HÉRCULES: Os Doze Trabalhos - A Hidra de Lerna

Estátua de Hercules e a Hidra de Lerna na fachada
do Palácio Imperial de Hofburg em Viena, Áustria.
Filha dos monstros Equidna e Tifão (ou de Styx e do titã Palas), a Hidra vivia nos pântanos perto da antiga cidade de Lerna (também na Argólida), aterrorizando a vizinhança e se alimentando de rebanhos e moradores locais. Era um dragão com corpo canídeo, que possuía nove cabeças (uma delas praticamente imortal, pois não sofria dano de nenhuma arma) em pescoços serpentílicos, que se regeneravam logo que eram cortadas. O número nove de cabeças é o padrão geral, mas desvia de cinco até cem, porque em algumas versões ao invés da cabeça regenerar, ela se dividia em outras duas. Além disso, fala-se sobre o sangue venenoso da Hidra e o que poderia ser sua respiração sulfurosa ou um vapor letal que exalava de suas feridas.

Hércules viajou até Lerna em uma veloz carruagem que tinha seu fiel sobrinho Iolau como cocheiro.
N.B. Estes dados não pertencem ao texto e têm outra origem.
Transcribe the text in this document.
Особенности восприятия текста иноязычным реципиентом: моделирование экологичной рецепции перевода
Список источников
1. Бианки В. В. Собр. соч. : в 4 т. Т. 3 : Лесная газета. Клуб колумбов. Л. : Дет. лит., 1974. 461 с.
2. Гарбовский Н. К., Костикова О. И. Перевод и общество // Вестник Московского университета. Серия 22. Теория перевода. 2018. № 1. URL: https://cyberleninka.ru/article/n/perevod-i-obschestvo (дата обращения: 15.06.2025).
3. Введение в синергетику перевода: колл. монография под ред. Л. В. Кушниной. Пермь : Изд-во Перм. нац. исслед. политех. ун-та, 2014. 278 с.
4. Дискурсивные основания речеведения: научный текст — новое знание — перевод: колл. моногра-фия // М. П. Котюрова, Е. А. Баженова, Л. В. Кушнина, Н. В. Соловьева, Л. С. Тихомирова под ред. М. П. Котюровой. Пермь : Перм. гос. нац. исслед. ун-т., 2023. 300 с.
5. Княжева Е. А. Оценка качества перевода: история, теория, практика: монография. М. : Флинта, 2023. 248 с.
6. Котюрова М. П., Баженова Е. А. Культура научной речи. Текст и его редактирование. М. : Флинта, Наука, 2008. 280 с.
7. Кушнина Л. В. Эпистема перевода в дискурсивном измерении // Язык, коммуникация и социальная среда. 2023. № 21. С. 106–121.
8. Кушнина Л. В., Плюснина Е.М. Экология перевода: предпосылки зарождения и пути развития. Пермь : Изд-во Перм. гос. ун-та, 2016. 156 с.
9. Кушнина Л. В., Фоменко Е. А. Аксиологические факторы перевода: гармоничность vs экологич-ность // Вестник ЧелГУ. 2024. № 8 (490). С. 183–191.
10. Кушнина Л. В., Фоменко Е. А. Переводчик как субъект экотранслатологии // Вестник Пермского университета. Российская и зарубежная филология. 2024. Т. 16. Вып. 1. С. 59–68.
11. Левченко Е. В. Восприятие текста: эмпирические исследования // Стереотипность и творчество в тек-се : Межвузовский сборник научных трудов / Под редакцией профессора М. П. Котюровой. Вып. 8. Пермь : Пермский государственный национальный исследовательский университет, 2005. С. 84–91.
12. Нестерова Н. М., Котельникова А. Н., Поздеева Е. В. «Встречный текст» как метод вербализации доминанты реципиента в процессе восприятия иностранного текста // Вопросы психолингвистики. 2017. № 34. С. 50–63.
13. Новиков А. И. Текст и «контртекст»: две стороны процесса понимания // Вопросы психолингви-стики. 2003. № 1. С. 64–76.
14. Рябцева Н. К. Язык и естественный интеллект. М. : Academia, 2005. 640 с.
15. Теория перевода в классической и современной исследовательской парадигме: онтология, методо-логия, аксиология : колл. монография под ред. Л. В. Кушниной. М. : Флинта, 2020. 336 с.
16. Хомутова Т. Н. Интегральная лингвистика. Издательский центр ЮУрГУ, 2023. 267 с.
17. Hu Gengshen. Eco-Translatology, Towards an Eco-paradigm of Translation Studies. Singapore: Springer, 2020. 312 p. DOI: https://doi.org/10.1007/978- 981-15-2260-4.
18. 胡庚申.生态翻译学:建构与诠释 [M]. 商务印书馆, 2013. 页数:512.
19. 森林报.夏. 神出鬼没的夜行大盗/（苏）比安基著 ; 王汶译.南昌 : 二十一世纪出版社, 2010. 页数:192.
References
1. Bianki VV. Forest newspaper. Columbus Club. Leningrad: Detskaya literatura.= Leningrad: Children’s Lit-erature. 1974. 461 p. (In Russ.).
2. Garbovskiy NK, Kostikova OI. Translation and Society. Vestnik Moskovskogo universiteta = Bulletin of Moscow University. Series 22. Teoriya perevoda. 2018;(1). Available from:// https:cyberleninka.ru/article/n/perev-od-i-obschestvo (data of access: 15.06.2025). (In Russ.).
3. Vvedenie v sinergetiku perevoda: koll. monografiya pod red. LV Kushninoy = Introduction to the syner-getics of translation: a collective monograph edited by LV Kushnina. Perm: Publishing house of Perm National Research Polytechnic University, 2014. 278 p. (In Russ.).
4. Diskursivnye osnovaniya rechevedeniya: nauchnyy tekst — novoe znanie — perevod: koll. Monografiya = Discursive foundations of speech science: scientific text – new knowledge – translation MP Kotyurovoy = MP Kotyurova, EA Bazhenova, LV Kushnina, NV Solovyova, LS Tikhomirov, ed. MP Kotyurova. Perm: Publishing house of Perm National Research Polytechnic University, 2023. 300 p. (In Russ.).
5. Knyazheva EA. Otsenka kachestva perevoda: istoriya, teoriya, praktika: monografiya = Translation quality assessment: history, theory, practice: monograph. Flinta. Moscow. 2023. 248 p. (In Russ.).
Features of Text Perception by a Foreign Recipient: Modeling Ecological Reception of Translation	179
Quando finalmente chegaram, o herói pediu que o rapaz ficasse com os cavalos, enquanto ele atirava flechas em chamas para tirar a Hidra de seu covil. O monstro saiu e atacou imediatamente seu oponente.


Com sua espada de bronze (em algumas versões, uma foice), Hércules corajosamente foi cortando as cabeças da Hidra em meio a seu bafo mortal, mas logo percebeu que novas cabeças cresciam no lugar das decapitadas. O herói pediu ajuda para Iolau, que ia cauterizando as feridas abertas com uma tocha em brasa retirada de um árvore que pegou fogo com as flechas flamejantes de Hércules.


Para a cabeça invulnerável remanescente, Hércules desferiu um golpe atordoante com sua clava e arrancou a cabeça com as próprias mãos. Enterrou-a em um buraco profundo na terra e colocou uma enorme pedra em cima. Por fim, instruído por Atena, o herói banhou suas flechas no sangue da serpente para que ficassem envenenadas.

Um relevo em mármore datado do século II a.C. encontrado em Lerna, mostra Hércules enfrentando a Hidra com um enorme caranguejo próximo aos seus pés. Isso ratifica a lenda que Hera teria enviado Karkinos, um enorme caranguejo, para atrapalhar as ações do herói, mas o animal acabou pisoteado. A deusa ascendeu seu casco às estrelas, convertendo-se na Constelação (e signo) de Câncer. Alguns estudiosos sugerem que essa adição ao mito tenha sido feita para que os trabalhos correspondessem ao zodíaco. A Hidra também foi elevada às estrelas como a maior das constelações, vizinha à de Câncer.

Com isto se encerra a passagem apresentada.